In fall 2017 and spring 2018, Flint established the chestnut orchard on his Waleska property. An agreement was arranged between the American Chestnut Foundation and Reinhardt University by Cipollini and Felix to involve Reinhardt’s students in maintaining the orchard.

This involvement came in the form of internship positions for Reinhardt biology students. Felix’s summer assistant, Jordan Pitt, began the process of maintaining the trees, and Kylie Stover ’19 became the first intern at the orchard. Senior Ashlyn Carlton has continued Stover’s work this fall.

“I chose the internship because I wanted to contribute my effort and knowledge to helping restore the American chestnut tree to its former native range,” said Carlton. “The American chestnut was once an important resource for lumber because the wood was strong and naturally rot resistant. The chestnuts the trees produced were an important source of food for wildlife.”

Trustee Flint not only provides the land for the research but he also provides a stipend through Reinhardt University to compensate the students for their work.

Billions of American chestnut trees existed across eastern North America before a fungal disease, known as chestnut blight, nearly wiped out the species.

“The goal now is to restore this once abundant tree through back cross breeding and biotechnology to produce an American chestnut tree that is resistant to blight and has all the characteristics of the original American chestnut tree,” said Carlton. “This orchard will help with that process and ultimately play a part in restoring the American chestnut as an important forest tree and natural resource.”

“The intern is responsible for week-to-week operations in the orchard including weed control, fertilizing, control of another exotic pathogen called Phytophthora cinnamomi, as well as coordinating with Dr. Flint to make sure that supplies are acquired etc.,” said Felix.
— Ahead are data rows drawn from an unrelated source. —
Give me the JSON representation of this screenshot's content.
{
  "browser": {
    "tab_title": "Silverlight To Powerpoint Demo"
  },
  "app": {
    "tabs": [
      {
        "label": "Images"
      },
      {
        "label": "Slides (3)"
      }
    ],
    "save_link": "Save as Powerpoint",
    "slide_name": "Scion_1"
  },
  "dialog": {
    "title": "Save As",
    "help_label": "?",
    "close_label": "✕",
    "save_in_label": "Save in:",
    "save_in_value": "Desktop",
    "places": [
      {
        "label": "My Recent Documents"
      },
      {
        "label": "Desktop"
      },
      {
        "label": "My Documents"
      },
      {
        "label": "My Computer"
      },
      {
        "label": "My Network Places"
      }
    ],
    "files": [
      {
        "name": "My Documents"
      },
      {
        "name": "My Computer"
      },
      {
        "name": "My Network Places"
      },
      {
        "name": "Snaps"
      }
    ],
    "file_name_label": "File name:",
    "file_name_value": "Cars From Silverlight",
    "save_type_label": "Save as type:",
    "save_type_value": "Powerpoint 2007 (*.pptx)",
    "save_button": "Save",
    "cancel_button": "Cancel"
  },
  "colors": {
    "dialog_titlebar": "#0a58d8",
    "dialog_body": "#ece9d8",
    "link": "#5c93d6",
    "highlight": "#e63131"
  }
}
Carlton and biology alumnus Taylor Weaver will work alongside Felix to complete the first full census of surviving trees and the tree’s growth. Felix hopes to present the data with Carlton, Weaver and Cipollini at a regional biology conference in April.

Through this internship, Carlton has not only gained field experience and learned how her classroom knowledge is applicable to work in her field but has contributed to the 20-30 years of work that has been done to restore this species.

“I have been able to apply what I’ve learned about the needs and the importance of the American chestnut from my plant biology class to aid me in my methodology for caring for them.”

Carlton, a volleyball player and Tri-Beta member, plans to spend time with her family following graduation, and will work at Georgia Northwestern Technical College as an adjunct biology lab instructor. Her goal is to later pursue a master’s degree.